(Samedi 19 septembre) Pingyao
Au revoir Datong, direction Pingyao via un train couchettes, en plein jour. Expérience plutôt agréable car nous ne sommes que tous les 2 dans le compartiment! Les couchettes sont confortables, le trajet se passe bien.

On arrive à Pingyao. Un type de l’auberge est censé venir nous chercher à la gare, mais pour l’instant, il n’est pas là, et du coup, comme d’hab, nous sommes harcelés pas les taxis/ cyclo-pousse qui campent devant la gare. Leur faire comprendre qu’on vient nous chercher est compliqué, et en plus, on nous propose des tarifs exorbitants.

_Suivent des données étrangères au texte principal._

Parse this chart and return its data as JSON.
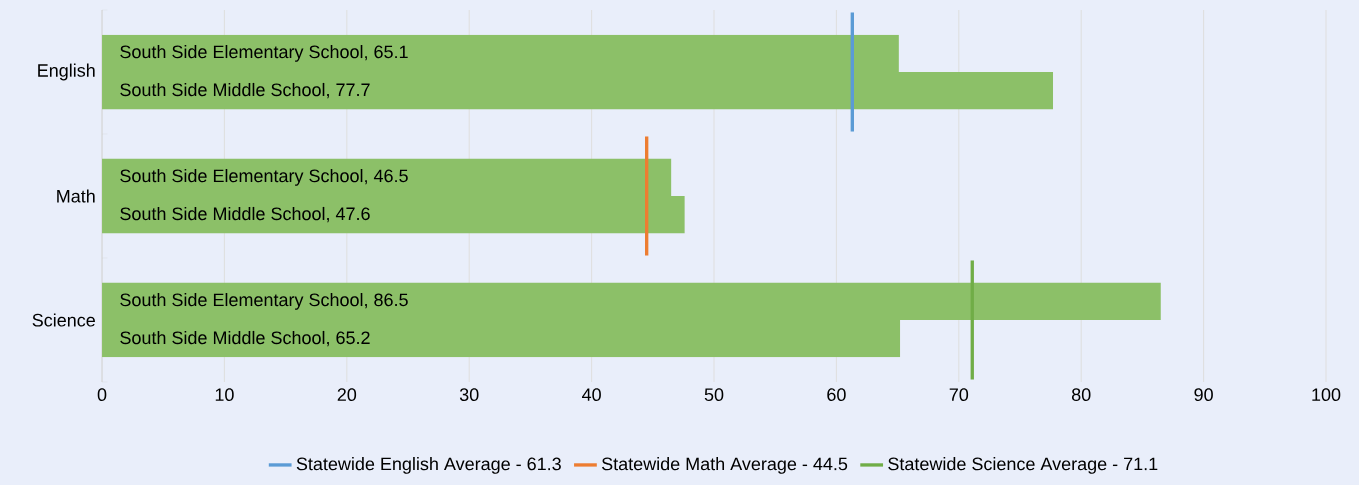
{
  "chart_data": {
    "type": "bar",
    "orientation": "horizontal",
    "categories": [
      "English",
      "Math",
      "Science"
    ],
    "series": [
      {
        "color": "#8cc068",
        "values": [
          65.1,
          46.5,
          86.5
        ],
        "value_labels": [
          "South Side Elementary School, 65.1",
          "South Side Elementary School, 46.5",
          "South Side Elementary School, 86.5"
        ]
      },
      {
        "color": "#8cc068",
        "values": [
          77.7,
          47.6,
          65.2
        ],
        "value_labels": [
          "South Side Middle School, 77.7",
          "South Side Middle School, 47.6",
          "South Side Middle School, 65.2"
        ]
      }
    ],
    "xlim": [
      0,
      100
    ],
    "xticks": [
      0,
      10,
      20,
      30,
      40,
      50,
      60,
      70,
      80,
      90,
      100
    ],
    "grid": "x",
    "legend": "bottom",
    "ref_lines": [
      {
        "axis": "x",
        "value": 61.3,
        "label": "Statewide English Average - 61.3",
        "color": "#5b9bd5"
      },
      {
        "axis": "x",
        "value": 44.5,
        "label": "Statewide Math Average - 44.5",
        "color": "#ed7d31"
      },
      {
        "axis": "x",
        "value": 71.1,
        "label": "Statewide Science Average - 71.1",
        "color": "#70ad47"
      }
    ]
  }
}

Virginie voit arriver un mec qui tend une feuille de papier devant lui. Bingo! Il y a écrit mon nom dessus. Il nous emmène à son véhicule pour le moins original, sorte de minibus ouvert.
On parcourt la ville qui est encore une fois peu reluisante, puis on pénètre dans la vieille ville, et là, c’est autre chose. Seuls les véhicules comme le nôtre peuvent y circuler, on peut donc dire que c’est un endroit presque exclusivement piéton, ce qui est bien agréable. C’est magnifique, ça ressemble à la Chine ancestrale telle qu’on se l’imagine, entourée de remparts et de 72 tours de guets, des rues pavées, des lampions partout.

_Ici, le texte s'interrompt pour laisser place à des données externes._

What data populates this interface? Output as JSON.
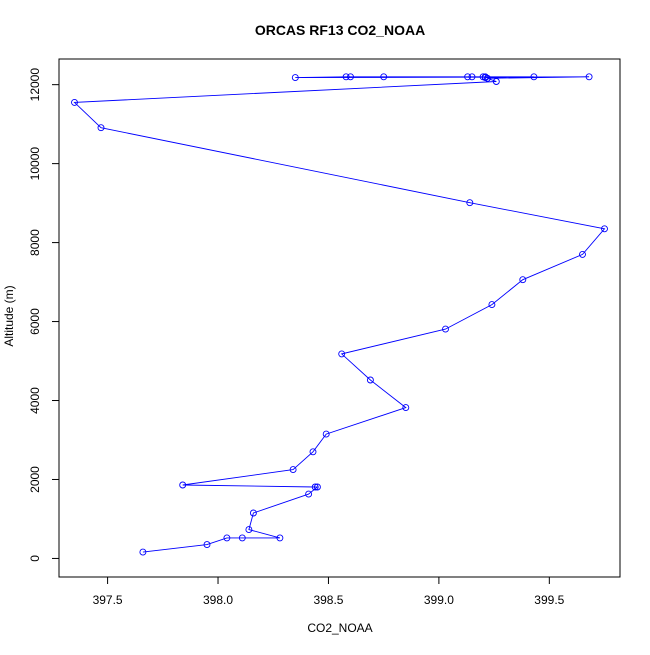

Les remparts sont d’ailleurs tous d’origine, hormis un en rénovation, et les bâtiments datant de l’époque des anciennes dynasties Ming et Qing sont également très bien conservés.

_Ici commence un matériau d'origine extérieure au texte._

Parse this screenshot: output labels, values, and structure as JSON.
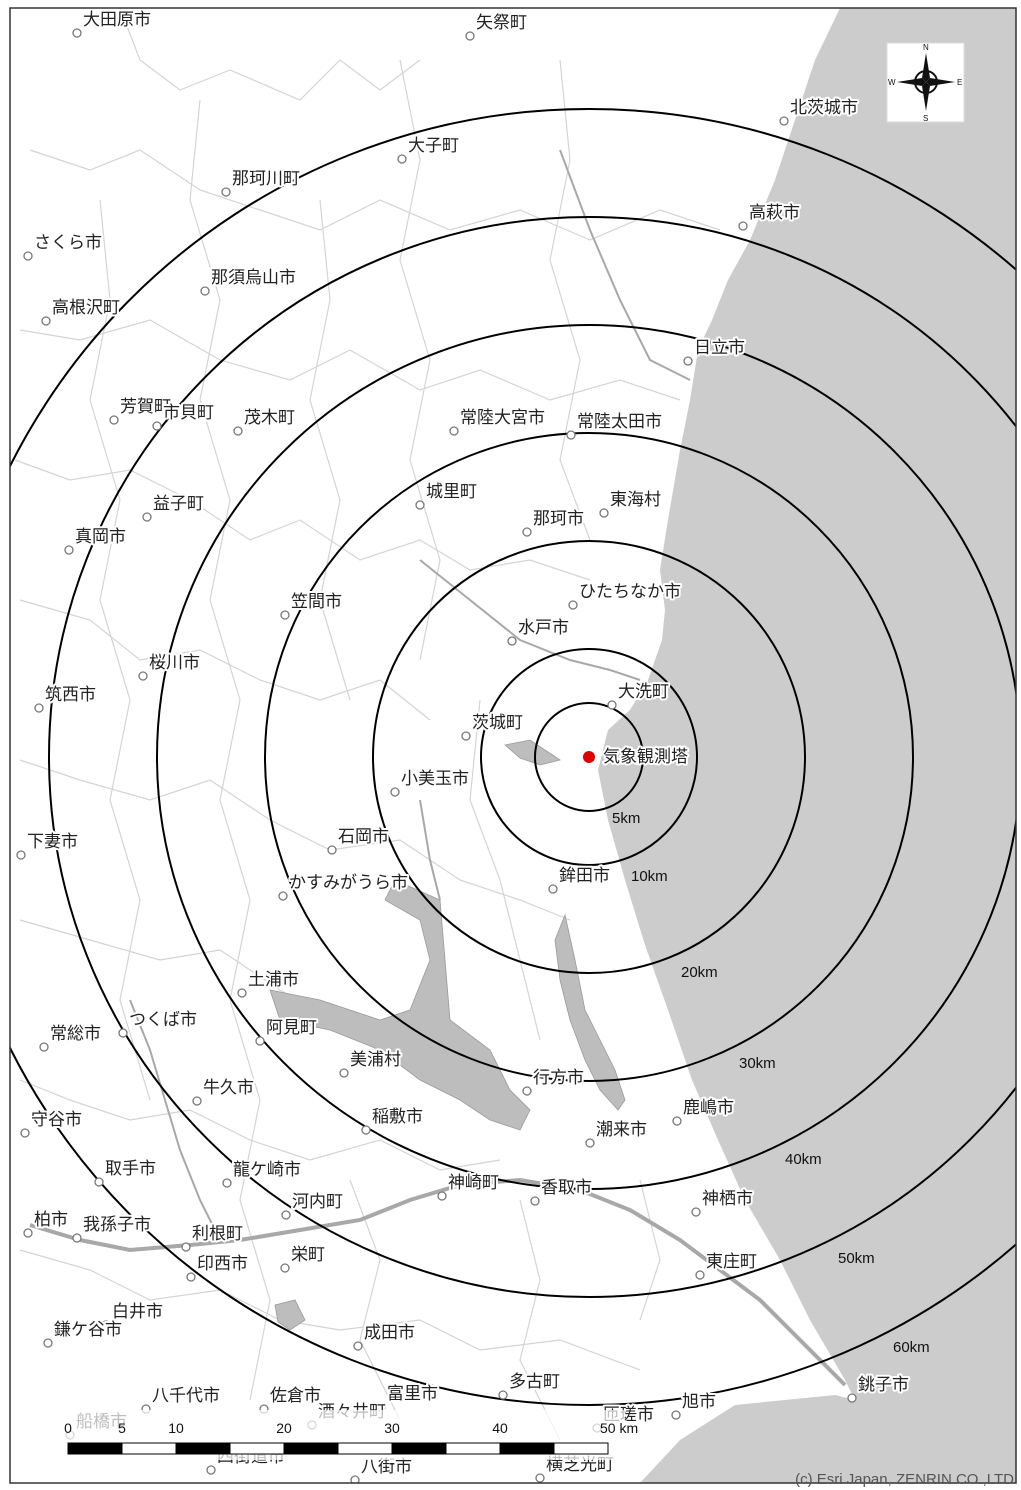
{
  "map": {
    "center_label": "気象観測塔",
    "copyright": "(c) Esri Japan, ZENRIN CO.,LTD",
    "compass": {
      "n": "N",
      "s": "S",
      "e": "E",
      "w": "W"
    },
    "rings": [
      {
        "km": 5,
        "label": "5km"
      },
      {
        "km": 10,
        "label": "10km"
      },
      {
        "km": 20,
        "label": "20km"
      },
      {
        "km": 30,
        "label": "30km"
      },
      {
        "km": 40,
        "label": "40km"
      },
      {
        "km": 50,
        "label": "50km"
      },
      {
        "km": 60,
        "label": "60km"
      }
    ],
    "scale_bar": {
      "ticks": [
        "0",
        "5",
        "10",
        "20",
        "30",
        "40",
        "50 km"
      ]
    },
    "places": [
      {
        "name": "大田原市"
      },
      {
        "name": "矢祭町"
      },
      {
        "name": "北茨城市"
      },
      {
        "name": "大子町"
      },
      {
        "name": "那珂川町"
      },
      {
        "name": "高萩市"
      },
      {
        "name": "さくら市"
      },
      {
        "name": "那須烏山市"
      },
      {
        "name": "高根沢町"
      },
      {
        "name": "日立市"
      },
      {
        "name": "芳賀町"
      },
      {
        "name": "市貝町"
      },
      {
        "name": "茂木町"
      },
      {
        "name": "常陸大宮市"
      },
      {
        "name": "常陸太田市"
      },
      {
        "name": "益子町"
      },
      {
        "name": "城里町"
      },
      {
        "name": "東海村"
      },
      {
        "name": "真岡市"
      },
      {
        "name": "那珂市"
      },
      {
        "name": "笠間市"
      },
      {
        "name": "ひたちなか市"
      },
      {
        "name": "水戸市"
      },
      {
        "name": "桜川市"
      },
      {
        "name": "筑西市"
      },
      {
        "name": "大洗町"
      },
      {
        "name": "茨城町"
      },
      {
        "name": "小美玉市"
      },
      {
        "name": "下妻市"
      },
      {
        "name": "石岡市"
      },
      {
        "name": "鉾田市"
      },
      {
        "name": "かすみがうら市"
      },
      {
        "name": "土浦市"
      },
      {
        "name": "つくば市"
      },
      {
        "name": "阿見町"
      },
      {
        "name": "常総市"
      },
      {
        "name": "美浦村"
      },
      {
        "name": "行方市"
      },
      {
        "name": "牛久市"
      },
      {
        "name": "守谷市"
      },
      {
        "name": "稲敷市"
      },
      {
        "name": "鹿嶋市"
      },
      {
        "name": "潮来市"
      },
      {
        "name": "取手市"
      },
      {
        "name": "龍ケ崎市"
      },
      {
        "name": "神崎町"
      },
      {
        "name": "香取市"
      },
      {
        "name": "神栖市"
      },
      {
        "name": "柏市"
      },
      {
        "name": "我孫子市"
      },
      {
        "name": "河内町"
      },
      {
        "name": "利根町"
      },
      {
        "name": "印西市"
      },
      {
        "name": "栄町"
      },
      {
        "name": "東庄町"
      },
      {
        "name": "白井市"
      },
      {
        "name": "鎌ケ谷市"
      },
      {
        "name": "成田市"
      },
      {
        "name": "多古町"
      },
      {
        "name": "銚子市"
      },
      {
        "name": "八千代市"
      },
      {
        "name": "佐倉市"
      },
      {
        "name": "富里市"
      },
      {
        "name": "旭市"
      },
      {
        "name": "船橋市"
      },
      {
        "name": "酒々井町"
      },
      {
        "name": "匝瑳市"
      },
      {
        "name": "四街道市"
      },
      {
        "name": "八街市"
      },
      {
        "name": "横芝光町"
      }
    ]
  }
}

On arrive à notre hôtel, attenant à une boutique (encore!) avec une jolie petite cour ornée de plantes et de lampions rouges. Il est superbe, notre chambre également.
En plus, le patron est super sympa. Il utilise une petite application de traduction sur son téléphone pour s’adresser à nous et nous donne une carte de la ville!
On sort profiter un peu de Pingyao. Pour cela, on va s’acheter un ticket qui donne accès à tous les sites de la ville pendant trois jours! Top! On se demande pourquoi ils ne procèdent pas ainsi partout. On accède aux remparts desquels on a une vue imprenable sur la vieille ville. Puis, on se fait deux temples au passage.
La ville comporte également beaucoup de maisons de marchands reconstituées car c’était une cité fortifiée de commerce qui avait beaucoup de succès à l’époque. Ces marchands se sont ensuite improvisés banquiers et brassaient beaucoup d’argent, on y trouve les premières banques du pays à visiter également.
On se fait une maison de marchands et le reste sera pour demain car ça va fermer.
On se promène dans les nombreuses rues commerçantes qui entourent notre hôtel, c’est vivant et mignon comme tout. Une haute tour surplombe les ruelles, c’est impressionnant. On aurait bien aimé pouvoir y monter, mais ça n’a pas l’air possible.
On part à la recherche d’un resto qu’on a vu dans le guide. Depuis le début du voyage, nous n’avons pas réussi à en trouver un seul qui était noté mais là, on tombe dessus assez facilement. L’endroit est sympa mais on suppose quelque peu transformé par le succès dû au Lonely Planet, ce dernier étant même mentionné fièrement sur le menu! En définitive, on a l’impression d’être dans un resto de touristes et on se rend compte qu’on n’aime pas trop ça. Paradoxal, vous me direz, car d’un côté, on en a marre de se faire reluquer mais au moins dans des restos comme ça, on est tranquille mais ça ne nous convient toujours pas! En tout cas, la nourriture est excellente. Il fallait apparemment goûter le boeuf de Pingyao qui est d’un tendre, mais alors d’un tendre!! On l’a mangé dans une sorte de bouillon avec des petits légumes façon pot-au-feu, avec des pommes de terre râpées en accompagnement. On tente encore une fois les desserts…oui, oui, on s’acharne, même si on a bien compris que c’était pas leur fort! On opte pour des bananes frites, sauf qu’entre la commande et l’arrivée du plat, nos bananes se sont transformées en pommes de terre…ne nous demandez pas pourquoi.. On choisit aussi un truc inexplicable (la photo sera plus parlante pour le coup) à base de miel et de pâte de haricots rouges. Sur le papier, ça ne ressemblait pas à ça, mais même si la matière gluante est rebutante, le goût n’est pas si mauvais.